Выбрать главу

И куда ближе стал мне, мой трудный соавтор. Наконец-то сумел я ступить в его тишину, не тишину безучастия, сна, отрешенности от человеческих бурь, а тишину великой сосредоточенности на главном. Я понял, как не нужно внешнее напряжение событий в нашем сценарии, хотя, должен сразу оговориться, никто не тянул Куросаву к «остерну». Если есть «вестерн», то почему бы не назвать «остерном» приключенческий фильм на материале Дальнего Востока?

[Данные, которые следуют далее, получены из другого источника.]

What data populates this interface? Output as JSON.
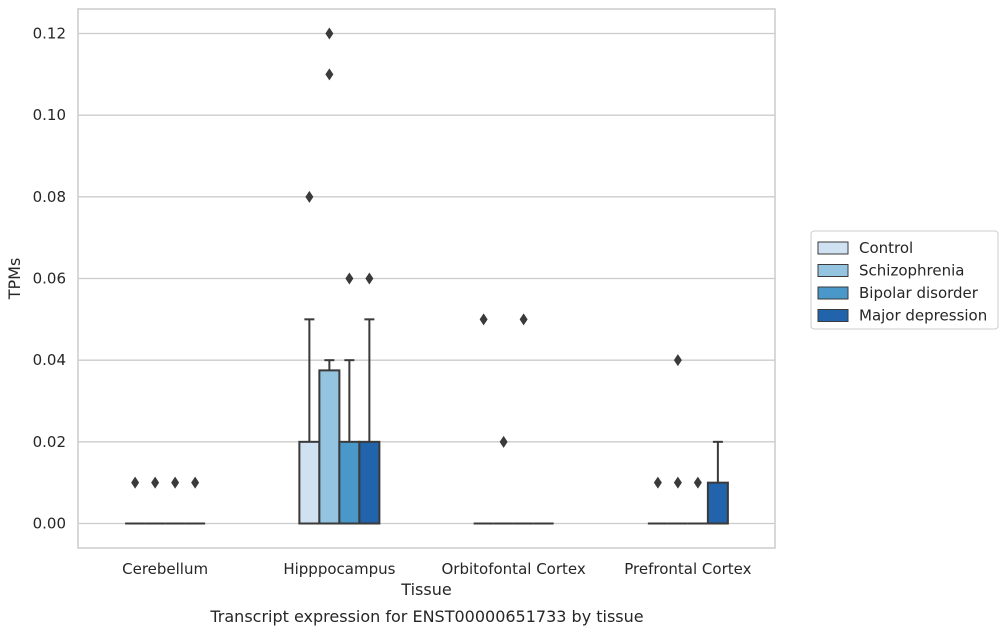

Но я нашел в других источниках (не в «Дерсу Узала») такой густой и сочный материал о странствиях Арсеньева по Уссурийскому краю, что, естественно, захотел включить его в наш сценарий. Это тем более законно, что сам Дерсу — образ собирательный, вобравший черты трех проводников Арсеньева, хотя был и настоящий гольд Дерсу Узала. Но ведь почему-то Арсеньев пренебрег этими бурными, порой окрашенными кровью, жестокими, разбойными похождениями? Наверное, душе Арсеньева так же претил грубый, вульгарный шум перенапряженной внешней жизни, как и душе Куросавы. Ему хотелось глубже, пристальнее вглядеться в тихую жизнь, хотелось зеленой малости и серых валунов и чтоб в них отражалась вечность.

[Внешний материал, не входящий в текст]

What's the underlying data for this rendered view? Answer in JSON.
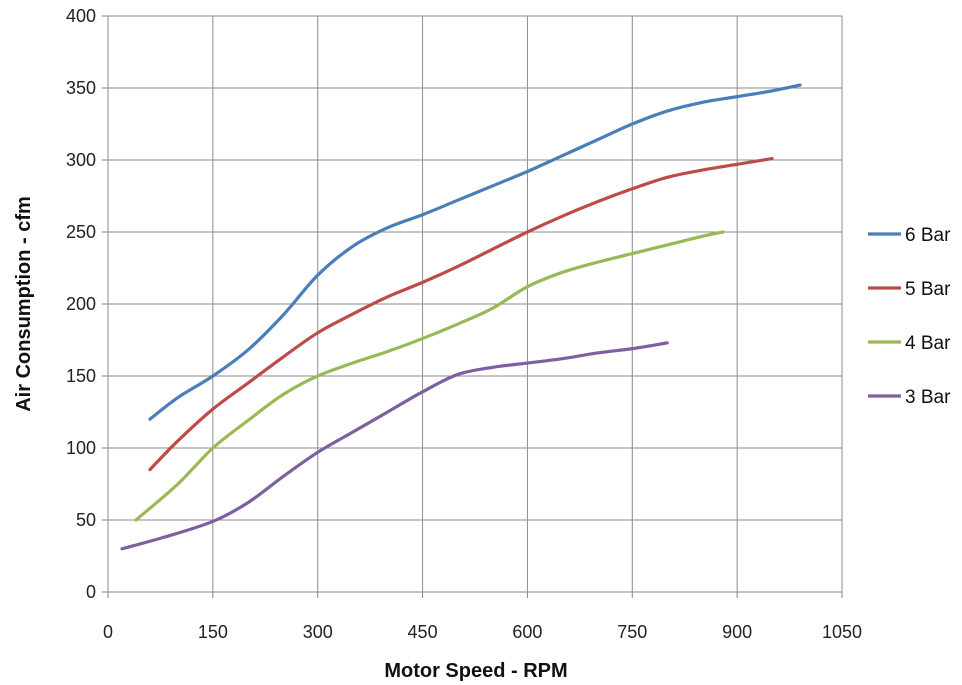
{
  "chart_data": {
    "type": "line",
    "title": "",
    "xlabel": "Motor Speed - RPM",
    "ylabel": "Air Consumption  - cfm",
    "xlim": [
      0,
      1050
    ],
    "ylim": [
      0,
      400
    ],
    "xticks": [
      0,
      150,
      300,
      450,
      600,
      750,
      900,
      1050
    ],
    "yticks": [
      0,
      50,
      100,
      150,
      200,
      250,
      300,
      350,
      400
    ],
    "grid": true,
    "legend_position": "right",
    "series": [
      {
        "name": "6 Bar",
        "color": "#4a7ebb",
        "x": [
          60,
          100,
          150,
          200,
          250,
          300,
          350,
          400,
          450,
          500,
          550,
          600,
          650,
          700,
          750,
          800,
          850,
          900,
          950,
          990
        ],
        "y": [
          120,
          135,
          150,
          168,
          192,
          220,
          240,
          253,
          262,
          272,
          282,
          292,
          303,
          314,
          325,
          334,
          340,
          344,
          348,
          352
        ]
      },
      {
        "name": "5 Bar",
        "color": "#be4b48",
        "x": [
          60,
          100,
          150,
          200,
          250,
          300,
          350,
          400,
          450,
          500,
          550,
          600,
          650,
          700,
          750,
          800,
          850,
          900,
          950
        ],
        "y": [
          85,
          105,
          127,
          145,
          163,
          180,
          193,
          205,
          215,
          226,
          238,
          250,
          261,
          271,
          280,
          288,
          293,
          297,
          301
        ]
      },
      {
        "name": "4 Bar",
        "color": "#98b954",
        "x": [
          40,
          100,
          150,
          200,
          250,
          300,
          350,
          400,
          450,
          500,
          550,
          600,
          650,
          700,
          750,
          800,
          850,
          880
        ],
        "y": [
          50,
          75,
          100,
          119,
          137,
          150,
          159,
          167,
          176,
          186,
          197,
          212,
          222,
          229,
          235,
          241,
          247,
          250
        ]
      },
      {
        "name": "3 Bar",
        "color": "#7d60a0",
        "x": [
          20,
          80,
          150,
          200,
          250,
          300,
          350,
          400,
          450,
          500,
          550,
          600,
          650,
          700,
          750,
          800
        ],
        "y": [
          30,
          38,
          49,
          62,
          80,
          97,
          111,
          125,
          139,
          151,
          156,
          159,
          162,
          166,
          169,
          173
        ]
      }
    ]
  }
}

И когда я с полным внутренним правом и убежденностью, что поступаю правильно, сделал решительный шаг навстречу Куросаве, тот ответил таким же широким шагом навстречу мне. Он как-то разом признал, что мир не только солнечен или хмур, зелен, желт, багрян или бел, но и социален. И этим он приблизился к той исторической правде, которую несет в себе роман Арсеньева и которая чрезвычайно важна и поучительна в наше время тревог и надежд. На агрессии, на силе не могут строиться отношения ни отдельных людей, ни тем более народов и государств.

В начале работы Куросава говорил, что сценарий должен быть как река. Он получил свою реку, но это не гоголевский Днепр, есть в ней пороги и водовороты…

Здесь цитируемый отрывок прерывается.